Hadi Zayandehroodi, Universiti Kebangsaan Malaysia(UKM)
Azah Mohamed, Universiti Kebangsaan Malaysia(UKM)
Hussain Shareef, Universiti Kebangsaan Malaysia(UKM)
Marjan Mohammadjafari, Islamic Azad University, Kerman, Iran

Abstract

With high penetration of distributed generations (DGs), power distribution system is regarded as a multisource system in which fault location scheme must be direction sensitive. This paper presents an automated fault location method using radial basis function neural network (RBFNN) for a distribution system with DG units. In the proposed method, the fault type is first determined by normalizing the fault currents of the main source and then fault location is predicted by using RBFNN. Several case studies have been considered to verify the accuracy of the RBFNN. A comparison is also made between the RBFNN and the conventional multilayer perceptron neural network for locating faults in a power distribution system with DGs.

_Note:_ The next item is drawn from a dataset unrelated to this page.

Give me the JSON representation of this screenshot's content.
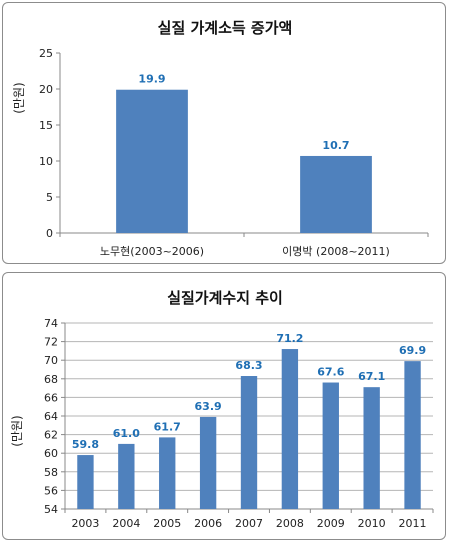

The test results showed that the RBFNN can accurately determine the location of faults in a distribution system with several DG units.

Suggested Citation

Hadi Zayandehroodi, Azah Mohamed, Hussain Shareef, and Marjan Mohammadjafari. "Performance Comparison of MLP and RBF Neural Networks for Fault Location in Distribution Networks with DGs" IEEE International Conference on Power and Energy (PECon2010) (2010): 341-345.